The Brexit issue doesn't necessarily mean England wants to be rid of us. The Irish worked hard and, while many fell through the cracks, so many contributed so much to the building of Britain. Their children and grandchildren have prospered.
There is little doubt but that without the safety value of jobs across the water, we would have a social disaster here.
Beryl and Henry explained they just didn't know the Irish well enough. I'm afraid there are still a good many in the Houses of Parliament who haven't a clue about the centuries of conflict and the surviving resolution of the Good Friday Agreement.
There is a real danger of the conflict spilling over into outright violence in the North. The solution may not be that difficult to find. The problem can be solved by fixing the key areas now.
A hard Border will suit the hard men and the hard women on both sides.
But the rugby people have stayed friends, no matter what.

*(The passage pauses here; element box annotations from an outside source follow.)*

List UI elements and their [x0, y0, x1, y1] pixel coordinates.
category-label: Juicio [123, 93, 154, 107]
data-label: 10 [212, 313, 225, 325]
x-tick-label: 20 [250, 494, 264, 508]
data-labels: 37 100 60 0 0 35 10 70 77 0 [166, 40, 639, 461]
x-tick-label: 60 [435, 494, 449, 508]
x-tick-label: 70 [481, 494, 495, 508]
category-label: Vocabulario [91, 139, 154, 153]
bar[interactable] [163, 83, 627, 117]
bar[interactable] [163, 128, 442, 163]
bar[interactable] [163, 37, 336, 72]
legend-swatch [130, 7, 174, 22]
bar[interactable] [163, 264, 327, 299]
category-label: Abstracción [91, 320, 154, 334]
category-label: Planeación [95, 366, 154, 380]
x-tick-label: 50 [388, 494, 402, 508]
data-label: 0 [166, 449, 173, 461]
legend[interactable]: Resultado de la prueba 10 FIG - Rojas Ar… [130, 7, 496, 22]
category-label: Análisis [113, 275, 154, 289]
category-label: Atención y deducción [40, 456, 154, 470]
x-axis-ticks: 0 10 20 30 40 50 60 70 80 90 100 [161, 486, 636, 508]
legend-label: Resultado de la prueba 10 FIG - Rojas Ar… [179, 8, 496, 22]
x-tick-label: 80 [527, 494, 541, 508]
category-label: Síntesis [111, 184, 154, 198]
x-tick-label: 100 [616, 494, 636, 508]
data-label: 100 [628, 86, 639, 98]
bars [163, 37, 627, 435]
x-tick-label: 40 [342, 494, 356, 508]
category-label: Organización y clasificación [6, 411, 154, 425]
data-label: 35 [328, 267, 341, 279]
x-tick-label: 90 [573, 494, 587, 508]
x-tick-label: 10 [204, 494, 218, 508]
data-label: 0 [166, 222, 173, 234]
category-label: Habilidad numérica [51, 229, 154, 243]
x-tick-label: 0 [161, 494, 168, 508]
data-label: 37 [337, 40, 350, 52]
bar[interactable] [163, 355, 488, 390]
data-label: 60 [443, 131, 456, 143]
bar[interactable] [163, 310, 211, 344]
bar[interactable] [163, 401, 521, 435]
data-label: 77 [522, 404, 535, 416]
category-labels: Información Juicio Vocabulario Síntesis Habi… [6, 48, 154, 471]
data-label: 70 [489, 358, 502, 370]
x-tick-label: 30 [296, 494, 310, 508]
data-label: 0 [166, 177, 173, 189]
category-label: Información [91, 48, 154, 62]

The English rugby union voted for Ireland's bid to host the 2023 Rugby World Cup, when Scotland and Wales voted against us.

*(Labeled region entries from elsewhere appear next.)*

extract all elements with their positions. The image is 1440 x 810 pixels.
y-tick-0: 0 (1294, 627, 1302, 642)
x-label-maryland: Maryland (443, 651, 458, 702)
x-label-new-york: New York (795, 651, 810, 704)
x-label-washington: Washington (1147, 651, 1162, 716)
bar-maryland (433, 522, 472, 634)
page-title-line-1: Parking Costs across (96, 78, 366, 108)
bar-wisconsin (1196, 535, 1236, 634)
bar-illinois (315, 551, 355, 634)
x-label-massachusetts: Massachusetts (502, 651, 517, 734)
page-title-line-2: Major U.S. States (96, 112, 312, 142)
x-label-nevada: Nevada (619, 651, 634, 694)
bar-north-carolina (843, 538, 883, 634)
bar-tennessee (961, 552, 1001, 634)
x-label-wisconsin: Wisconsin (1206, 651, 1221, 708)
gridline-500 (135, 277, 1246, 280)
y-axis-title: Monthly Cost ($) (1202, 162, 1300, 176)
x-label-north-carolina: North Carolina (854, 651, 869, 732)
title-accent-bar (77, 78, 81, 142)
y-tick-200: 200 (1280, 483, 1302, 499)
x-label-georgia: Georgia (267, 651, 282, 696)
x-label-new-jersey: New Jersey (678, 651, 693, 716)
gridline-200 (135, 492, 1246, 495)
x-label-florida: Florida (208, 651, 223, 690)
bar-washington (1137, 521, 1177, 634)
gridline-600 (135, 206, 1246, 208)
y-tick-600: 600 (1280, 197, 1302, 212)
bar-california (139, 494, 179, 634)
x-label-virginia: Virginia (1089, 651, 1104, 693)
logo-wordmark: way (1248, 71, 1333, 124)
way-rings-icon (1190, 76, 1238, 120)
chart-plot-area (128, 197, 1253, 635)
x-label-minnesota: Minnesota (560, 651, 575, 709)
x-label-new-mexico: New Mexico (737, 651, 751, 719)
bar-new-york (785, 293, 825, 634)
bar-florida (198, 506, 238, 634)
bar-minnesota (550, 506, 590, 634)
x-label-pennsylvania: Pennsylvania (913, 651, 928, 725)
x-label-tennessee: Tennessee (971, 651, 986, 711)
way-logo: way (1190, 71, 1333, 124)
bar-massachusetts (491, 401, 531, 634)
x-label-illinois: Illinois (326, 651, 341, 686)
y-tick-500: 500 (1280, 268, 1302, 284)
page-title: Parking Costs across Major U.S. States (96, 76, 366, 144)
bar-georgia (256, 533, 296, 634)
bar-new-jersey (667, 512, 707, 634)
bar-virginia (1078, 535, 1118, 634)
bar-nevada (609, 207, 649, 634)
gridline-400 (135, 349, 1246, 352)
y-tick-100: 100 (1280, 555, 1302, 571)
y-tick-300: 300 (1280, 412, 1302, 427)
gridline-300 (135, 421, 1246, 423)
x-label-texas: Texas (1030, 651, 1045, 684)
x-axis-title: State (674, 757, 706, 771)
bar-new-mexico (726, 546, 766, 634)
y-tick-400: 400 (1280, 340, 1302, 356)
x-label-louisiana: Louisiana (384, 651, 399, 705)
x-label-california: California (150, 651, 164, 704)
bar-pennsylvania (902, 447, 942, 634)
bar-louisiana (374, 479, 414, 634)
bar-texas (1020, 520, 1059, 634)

We can go back further to 1973 when England travelled to Dublin to play us at the height of the Troubles in the North. Seven people were killed in Northern Ireland in the two weeks before the game. A year earlier, the paras murdered 14 civilians who were protesting peacefully in Derry on Bloody Sunday.
Scotland and Wales refused to fulfil the Dublin fixtures in '72. When the English came a year later they were well beaten.
Their captain John Pullen famously said: "We may not be the best team in the world, but at least we turn up."
Like so many, I am the descendant of IRA and Cumann na mBan soldiers.
They fought for our freedom. Every time I hear 'God Save the Queen', part of me boils up inside.
But then the game gets going and the anger subsides into a passion play for the greater glory of an all-Ireland team.
The strange thing about Brexit is our two countries had never been closer. The late Moss Keane said: "There are no borders in an Irish dressing room."
The Brexit debate has been fixed on what separates us. We must strive to find common cause and take leadership from the sporting friendships formed over many years, on and off the field of play.
The ties that bind will never be unfettered. For every drop of blood that has been spilled in the centuries of conflict, there are as many blood brothers and sisters on both islands sharing a common ancestry and a filial fealty to what is right between us.